Denn wenn die „Germania VI“ im Herbst von Kiel nach Travemünde verholt wird, wo sie bei der Böbs-Werft ins Winterlager geht, bezieht Bunke auf dem Gelände ein kleines Zimmer und geht frühmorgens schon vor den Arbeitern auf sein Schiff. Und wenn die Bootsbauer sich nach Hause aufmachen, ist er meist noch ein Weilchen beschäftigt.

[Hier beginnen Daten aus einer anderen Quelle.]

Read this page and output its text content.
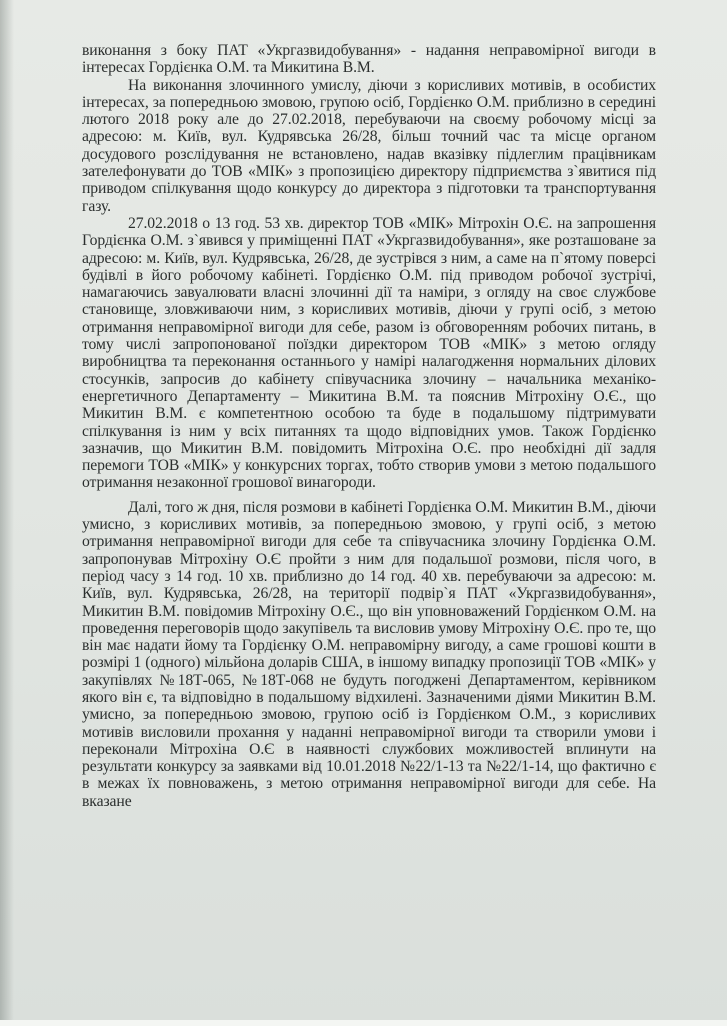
виконання з боку ПАТ «Укргазвидобування» - надання неправомірної вигоди в інтересах Гордієнка О.М. та Микитина В.М.

На виконання злочинного умислу, діючи з корисливих мотивів, в особистих інтересах, за попередньою змовою, групою осіб, Гордієнко О.М. приблизно в середині лютого 2018 року але до 27.02.2018, перебуваючи на своєму робочому місці за адресою: м. Київ, вул. Кудрявська 26/28, більш точний час та місце органом досудового розслідування не встановлено, надав вказівку підлеглим працівникам зателефонувати до ТОВ «МІК» з пропозицією директору підприємства з`явитися під приводом спілкування щодо конкурсу до директора з підготовки та транспортування газу.

27.02.2018 о 13 год. 53 хв. директор ТОВ «МІК» Мітрохін О.Є. на запрошення Гордієнка О.М. з`явився у приміщенні ПАТ «Укргазвидобування», яке розташоване за адресою: м. Київ, вул. Кудрявська, 26/28, де зустрівся з ним, а саме на п`ятому поверсі будівлі в його робочому кабінеті. Гордієнко О.М. під приводом робочої зустрічі, намагаючись завуалювати власні злочинні дії та наміри, з огляду на своє службове становище, зловживаючи ним, з корисливих мотивів, діючи у групі осіб, з метою отримання неправомірної вигоди для себе, разом із обговоренням робочих питань, в тому числі запропонованої поїздки директором ТОВ «МІК» з метою огляду виробництва та переконання останнього у намірі налагодження нормальних ділових стосунків, запросив до кабінету співучасника злочину – начальника механіко-енергетичного Департаменту – Микитина В.М. та пояснив Мітрохіну О.Є., що Микитин В.М. є компетентною особою та буде в подальшому підтримувати спілкування із ним у всіх питаннях та щодо відповідних умов. Також Гордієнко зазначив, що Микитин В.М. повідомить Мітрохіна О.Є. про необхідні дії задля перемоги ТОВ «МІК» у конкурсних торгах, тобто створив умови з метою подальшого отримання незаконної грошової винагороди.

Далі, того ж дня, після розмови в кабінеті Гордієнка О.М. Микитин В.М., діючи умисно, з корисливих мотивів, за попередньою змовою, у групі осіб, з метою отримання неправомірної вигоди для себе та співучасника злочину Гордієнка О.М. запропонував Мітрохіну О.Є пройти з ним для подальшої розмови, після чого, в період часу з 14 год. 10 хв. приблизно до 14 год. 40 хв. перебуваючи за адресою: м. Київ, вул. Кудрявська, 26/28, на території подвір`я ПАТ «Укргазвидобування», Микитин В.М. повідомив Мітрохіну О.Є., що він уповноважений Гордієнком О.М. на проведення переговорів щодо закупівель та висловив умову Мітрохіну О.Є. про те, що він має надати йому та Гордієнку О.М. неправомірну вигоду, а саме грошові кошти в розмірі 1 (одного) мільйона доларів США, в іншому випадку пропозиції ТОВ «МІК» у закупівлях №18Т-065, №18Т-068 не будуть погоджені Департаментом, керівником якого він є, та відповідно в подальшому відхилені. Зазначеними діями Микитин В.М. умисно, за попередньою змовою, групою осіб із Гордієнком О.М., з корисливих мотивів висловили прохання у наданні неправомірної вигоди та створили умови і переконали Мітрохіна О.Є в наявності службових можливостей вплинути на результати конкурсу за заявками від 10.01.2018 №22/1-13 та №22/1-14, що фактично є в межах їх повноважень, з метою отримання неправомірної вигоди для себе. На вказане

Eine einsame Zeit? „Nein“, sagt Bunke, eher so eine Art Abschalten nach dem Kommen und Gehen der vielen Besatzungsmitglieder im Sommer. Es sei seine Familie, so Bunke. Es fällt leicht, ihm das zu glauben. Denn weiter erzählt der bärtige Mann, dass er seit seinem ersten Arbeitstag während jeder gesegelten Seemeile an Bord war, bis auf eine kurze Abwesenheit wegen Krankheit. Und er erzählt von den vielen Reisen, die er auf diese Weise gefahren ist, entlang der westafrikanischen Küste oder 1992 zu den Olympischen Spielen nach Barcelona. „Ein Traumberuf“, sagt er. Auf die Frage, was in der Rückschau das Schönste daran sei, muss Bunke nicht lange nachdenken: „Wir sind immer wieder heil nach Hause gekommen.“
Hinweis: Dieser Artikel erschien im Jahr 2013 in der YACHT. Alle Datumsbezüge wie Altersangaben beziehen sich auf das Jahr 2013.